CD★★☆☆☆
Voor ‘The Other Side of Make-Believe’ van Interpol had iemand de gitaar uit het raam moeten gooien
Als wij de wet van de afnemende meeropbrengsten moeten uitleggen, aan u bijvoorbeeld, dan verwijzen wij graag naar ‘Scenes from the Class Struggle in Springfield’, een aflevering van ‘The Simpsons’. Daarin naait Marge Simpson van één Chanel-mantelpakje telkens weer een andere classy outfit, tot de stof finaal in haar handen uiteenvalt.
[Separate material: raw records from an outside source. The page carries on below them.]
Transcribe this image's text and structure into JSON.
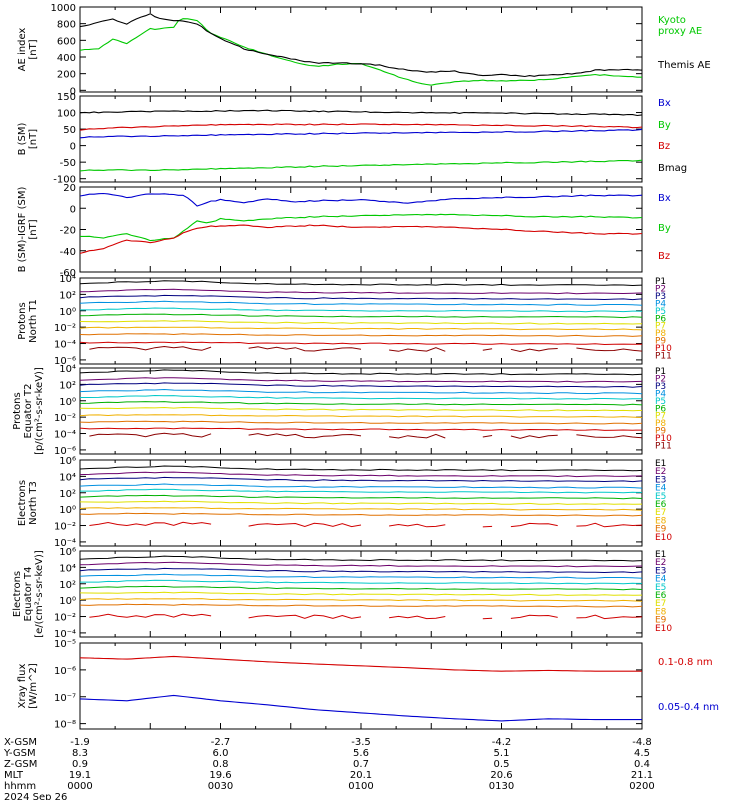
{
  "colors": {
    "black": "#000000",
    "red": "#d40000",
    "blue": "#0000d0",
    "green": "#00c800",
    "band": [
      "#000000",
      "#6b006b",
      "#00007f",
      "#0090e0",
      "#00c8c8",
      "#00b000",
      "#e0e000",
      "#f0b000",
      "#e07000",
      "#d00000",
      "#8b0000"
    ]
  },
  "chart_data": [
    {
      "type": "line",
      "panel": "ae",
      "ylabel": [
        "AE index",
        "[nT]"
      ],
      "ylim": [
        -20,
        1000
      ],
      "yticks": [
        {
          "v": 1000,
          "t": "1000"
        },
        {
          "v": 800,
          "t": "800"
        },
        {
          "v": 600,
          "t": "600"
        },
        {
          "v": 400,
          "t": "400"
        },
        {
          "v": 200,
          "t": "200"
        },
        {
          "v": 0,
          "t": "0"
        }
      ],
      "x": [
        0,
        8,
        14,
        20,
        25,
        30,
        33,
        40,
        43,
        50,
        55,
        60,
        70,
        80,
        90,
        100,
        110,
        120,
        128,
        135,
        145,
        150,
        160,
        170,
        180,
        190,
        200,
        210,
        220,
        230,
        240
      ],
      "series": [
        {
          "name": "Kyoto proxy AE",
          "color": "green",
          "values": [
            480,
            500,
            620,
            560,
            650,
            740,
            730,
            760,
            870,
            840,
            700,
            640,
            520,
            430,
            350,
            290,
            310,
            320,
            250,
            170,
            90,
            60,
            100,
            120,
            110,
            120,
            130,
            160,
            190,
            170,
            160
          ]
        },
        {
          "name": "Themis AE",
          "color": "black",
          "values": [
            760,
            820,
            850,
            800,
            870,
            920,
            860,
            840,
            830,
            800,
            700,
            620,
            500,
            430,
            380,
            330,
            330,
            320,
            300,
            260,
            230,
            220,
            230,
            180,
            190,
            170,
            180,
            200,
            240,
            250,
            240
          ]
        }
      ]
    },
    {
      "type": "line",
      "panel": "b_sm",
      "ylabel": [
        "B (SM)",
        "[nT]"
      ],
      "ylim": [
        -110,
        150
      ],
      "yticks": [
        {
          "v": 150,
          "t": "150"
        },
        {
          "v": 100,
          "t": "100"
        },
        {
          "v": 50,
          "t": "50"
        },
        {
          "v": 0,
          "t": "0"
        },
        {
          "v": -50,
          "t": "-50"
        },
        {
          "v": -100,
          "t": "-100"
        }
      ],
      "x": [
        0,
        20,
        40,
        60,
        80,
        100,
        120,
        140,
        160,
        180,
        200,
        220,
        240
      ],
      "series": [
        {
          "name": "Bx",
          "color": "blue",
          "values": [
            25,
            28,
            30,
            32,
            34,
            36,
            38,
            39,
            40,
            41,
            43,
            45,
            48
          ]
        },
        {
          "name": "By",
          "color": "green",
          "values": [
            -75,
            -74,
            -73,
            -70,
            -67,
            -63,
            -60,
            -57,
            -55,
            -52,
            -50,
            -48,
            -45
          ]
        },
        {
          "name": "Bz",
          "color": "red",
          "values": [
            48,
            55,
            60,
            63,
            64,
            64,
            65,
            64,
            63,
            61,
            60,
            58,
            55
          ]
        },
        {
          "name": "Bmag",
          "color": "black",
          "values": [
            100,
            102,
            104,
            105,
            106,
            104,
            102,
            100,
            99,
            98,
            96,
            95,
            92
          ]
        }
      ]
    },
    {
      "type": "line",
      "panel": "b_igrf",
      "ylabel": [
        "B (SM)-IGRF (SM)",
        "[nT]"
      ],
      "ylim": [
        -60,
        20
      ],
      "yticks": [
        {
          "v": 20,
          "t": "20"
        },
        {
          "v": 0,
          "t": "0"
        },
        {
          "v": -20,
          "t": "-20"
        },
        {
          "v": -40,
          "t": "-40"
        },
        {
          "v": -60,
          "t": "-60"
        }
      ],
      "x": [
        0,
        10,
        20,
        30,
        40,
        45,
        50,
        55,
        60,
        70,
        80,
        90,
        100,
        120,
        140,
        160,
        180,
        200,
        220,
        240
      ],
      "series": [
        {
          "name": "Bx",
          "color": "blue",
          "values": [
            12,
            14,
            10,
            14,
            13,
            12,
            2,
            6,
            8,
            5,
            9,
            6,
            7,
            8,
            5,
            9,
            10,
            11,
            12,
            12
          ]
        },
        {
          "name": "By",
          "color": "green",
          "values": [
            -26,
            -28,
            -24,
            -30,
            -28,
            -20,
            -12,
            -14,
            -10,
            -12,
            -10,
            -9,
            -8,
            -7,
            -6,
            -6,
            -7,
            -8,
            -8,
            -9
          ]
        },
        {
          "name": "Bz",
          "color": "red",
          "values": [
            -42,
            -38,
            -30,
            -32,
            -28,
            -22,
            -19,
            -17,
            -17,
            -16,
            -18,
            -17,
            -16,
            -18,
            -17,
            -18,
            -20,
            -22,
            -24,
            -24
          ]
        }
      ]
    },
    {
      "type": "line",
      "panel": "protons_t1",
      "logscale": true,
      "ylabel": [
        "Protons",
        "North T1"
      ],
      "ylim": [
        -6.5,
        4
      ],
      "yticks": [
        {
          "v": 4,
          "t": "10⁴"
        },
        {
          "v": 2,
          "t": "10²"
        },
        {
          "v": 0,
          "t": "10⁰"
        },
        {
          "v": -2,
          "t": "10⁻²"
        },
        {
          "v": -4,
          "t": "10⁻⁴"
        },
        {
          "v": -6,
          "t": "10⁻⁶"
        }
      ],
      "series": [
        {
          "name": "P1",
          "level": 3.3
        },
        {
          "name": "P2",
          "level": 2.3
        },
        {
          "name": "P3",
          "level": 1.6
        },
        {
          "name": "P4",
          "level": 0.9
        },
        {
          "name": "P5",
          "level": 0.1
        },
        {
          "name": "P6",
          "level": -0.6
        },
        {
          "name": "P7",
          "level": -1.4
        },
        {
          "name": "P8",
          "level": -2.1
        },
        {
          "name": "P9",
          "level": -2.9
        },
        {
          "name": "P10",
          "level": -3.9
        },
        {
          "name": "P11",
          "level": -4.6
        }
      ]
    },
    {
      "type": "line",
      "panel": "protons_t2",
      "logscale": true,
      "ylabel": [
        "Protons",
        "Equator T2",
        "[p/(cm²-s-sr-keV)]"
      ],
      "ylim": [
        -6.5,
        4
      ],
      "yticks": [
        {
          "v": 4,
          "t": "10⁴"
        },
        {
          "v": 2,
          "t": "10²"
        },
        {
          "v": 0,
          "t": "10⁰"
        },
        {
          "v": -2,
          "t": "10⁻²"
        },
        {
          "v": -4,
          "t": "10⁻⁴"
        },
        {
          "v": -6,
          "t": "10⁻⁶"
        }
      ],
      "series": [
        {
          "name": "P1",
          "level": 3.4
        },
        {
          "name": "P2",
          "level": 2.5
        },
        {
          "name": "P3",
          "level": 1.9
        },
        {
          "name": "P4",
          "level": 1.1
        },
        {
          "name": "P5",
          "level": 0.4
        },
        {
          "name": "P6",
          "level": -0.3
        },
        {
          "name": "P7",
          "level": -1.0
        },
        {
          "name": "P8",
          "level": -1.8
        },
        {
          "name": "P9",
          "level": -2.6
        },
        {
          "name": "P10",
          "level": -3.4
        },
        {
          "name": "P11",
          "level": -4.2
        }
      ]
    },
    {
      "type": "line",
      "panel": "electrons_t3",
      "logscale": true,
      "ylabel": [
        "Electrons",
        "North T3"
      ],
      "ylim": [
        -4.5,
        6
      ],
      "yticks": [
        {
          "v": 6,
          "t": "10⁶"
        },
        {
          "v": 4,
          "t": "10⁴"
        },
        {
          "v": 2,
          "t": "10²"
        },
        {
          "v": 0,
          "t": "10⁰"
        },
        {
          "v": -2,
          "t": "10⁻²"
        },
        {
          "v": -4,
          "t": "10⁻⁴"
        }
      ],
      "series": [
        {
          "name": "E1",
          "level": 4.9
        },
        {
          "name": "E2",
          "level": 4.2
        },
        {
          "name": "E3",
          "level": 3.6
        },
        {
          "name": "E4",
          "level": 2.8
        },
        {
          "name": "E5",
          "level": 2.2
        },
        {
          "name": "E6",
          "level": 1.5
        },
        {
          "name": "E7",
          "level": 0.8
        },
        {
          "name": "E8",
          "level": 0.1
        },
        {
          "name": "E9",
          "level": -0.6
        },
        {
          "name": "E10",
          "level": -1.8
        }
      ]
    },
    {
      "type": "line",
      "panel": "electrons_t4",
      "logscale": true,
      "ylabel": [
        "Electrons",
        "Equator T4",
        "[e/(cm²-s-sr-keV)]"
      ],
      "ylim": [
        -4.5,
        6
      ],
      "yticks": [
        {
          "v": 6,
          "t": "10⁶"
        },
        {
          "v": 4,
          "t": "10⁴"
        },
        {
          "v": 2,
          "t": "10²"
        },
        {
          "v": 0,
          "t": "10⁰"
        },
        {
          "v": -2,
          "t": "10⁻²"
        },
        {
          "v": -4,
          "t": "10⁻⁴"
        }
      ],
      "series": [
        {
          "name": "E1",
          "level": 5.0
        },
        {
          "name": "E2",
          "level": 4.3
        },
        {
          "name": "E3",
          "level": 3.6
        },
        {
          "name": "E4",
          "level": 2.9
        },
        {
          "name": "E5",
          "level": 2.2
        },
        {
          "name": "E6",
          "level": 1.5
        },
        {
          "name": "E7",
          "level": 0.8
        },
        {
          "name": "E8",
          "level": 0.1
        },
        {
          "name": "E9",
          "level": -0.6
        },
        {
          "name": "E10",
          "level": -1.9
        }
      ]
    },
    {
      "type": "line",
      "panel": "xray",
      "logscale": true,
      "ylabel": [
        "Xray flux",
        "[W/m^2]"
      ],
      "ylim": [
        -8.2,
        -5
      ],
      "yticks": [
        {
          "v": -5,
          "t": "10⁻⁵"
        },
        {
          "v": -6,
          "t": "10⁻⁶"
        },
        {
          "v": -7,
          "t": "10⁻⁷"
        },
        {
          "v": -8,
          "t": "10⁻⁸"
        }
      ],
      "x": [
        0,
        20,
        40,
        60,
        80,
        100,
        120,
        140,
        160,
        180,
        200,
        220,
        240
      ],
      "series": [
        {
          "name": "0.1-0.8 nm",
          "color": "red",
          "values": [
            -5.55,
            -5.6,
            -5.5,
            -5.6,
            -5.7,
            -5.78,
            -5.85,
            -5.92,
            -6.0,
            -6.05,
            -6.02,
            -6.05,
            -6.05
          ]
        },
        {
          "name": "0.05-0.4 nm",
          "color": "blue",
          "values": [
            -7.08,
            -7.15,
            -6.95,
            -7.15,
            -7.3,
            -7.48,
            -7.6,
            -7.72,
            -7.82,
            -7.9,
            -7.82,
            -7.85,
            -7.85
          ]
        }
      ]
    }
  ],
  "x_axis": {
    "xlim": [
      0,
      240
    ],
    "rows": [
      {
        "label": "X-GSM",
        "values": [
          "-1.9",
          "-2.7",
          "-3.5",
          "-4.2",
          "-4.8"
        ]
      },
      {
        "label": "Y-GSM",
        "values": [
          "8.3",
          "6.0",
          "5.6",
          "5.1",
          "4.5"
        ]
      },
      {
        "label": "Z-GSM",
        "values": [
          "0.9",
          "0.8",
          "0.7",
          "0.5",
          "0.4"
        ]
      },
      {
        "label": "MLT",
        "values": [
          "19.1",
          "19.6",
          "20.1",
          "20.6",
          "21.1"
        ]
      },
      {
        "label": "hhmm",
        "values": [
          "0000",
          "0030",
          "0100",
          "0130",
          "0200"
        ]
      }
    ],
    "date": "2024 Sep 26"
  },
  "legends": {
    "ae": [
      {
        "text": "Kyoto",
        "color": "green"
      },
      {
        "text": "proxy AE",
        "color": "green"
      },
      {
        "text": "Themis AE",
        "color": "black"
      }
    ],
    "b_sm": [
      {
        "text": "Bx",
        "color": "blue"
      },
      {
        "text": "By",
        "color": "green"
      },
      {
        "text": "Bz",
        "color": "red"
      },
      {
        "text": "Bmag",
        "color": "black"
      }
    ],
    "b_igrf": [
      {
        "text": "Bx",
        "color": "blue"
      },
      {
        "text": "By",
        "color": "green"
      },
      {
        "text": "Bz",
        "color": "red"
      }
    ],
    "xray": [
      {
        "text": "0.1-0.8 nm",
        "color": "red"
      },
      {
        "text": "0.05-0.4 nm",
        "color": "blue"
      }
    ]
  }
}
Een muzikale exponent van die wet is de carrière van Interpol. Ook ‘The Other Side of Make-Believe’, de zevende plaat van de New Yorkers, is grotendeels de herhaling van een reprise van een doublure van ‘Turn on the Bright Lights’, het lichtende debuut dat nu al twintig jaar als een steen om hun hals hangt. Met de hulp van producers Flood en Alan Moulder (jajaja, we weten het: bekend van Depeche Mode! En van Nine Inch Nails!) klinkt af en toe een geluid dat nog niet rotvertrouwd is, maar die twee hadden natuurlijk gewoon de gitaar van Daniel Kessler uit het raam moeten gooien. Het duurt nooit lang of dat priegelende ding dringt zich – ‘PLING! PLING! PLING! PLING!’ – alweer naar voren zoals Donald Trump op die NAVO-top in Brussel. En waarom vergeet Kessler in ‘Mr. Credit’ dat hij eigenlijk ‘Rest My Chemistry’ uit 2007 staat te spelen? In ‘Toni’ en ‘Something Changed’ vat hij post achter de piano en hoor je hoe de groep haar eigen schaduw wél langer dan enkele maten verlaat: een ster voor elk van beide singles.
Het is, beste Interpol, zoals de lay-outer zei tegen de recensent toen de kolom niet netjes vol bleek te lopen: ‘Plus est en vous.’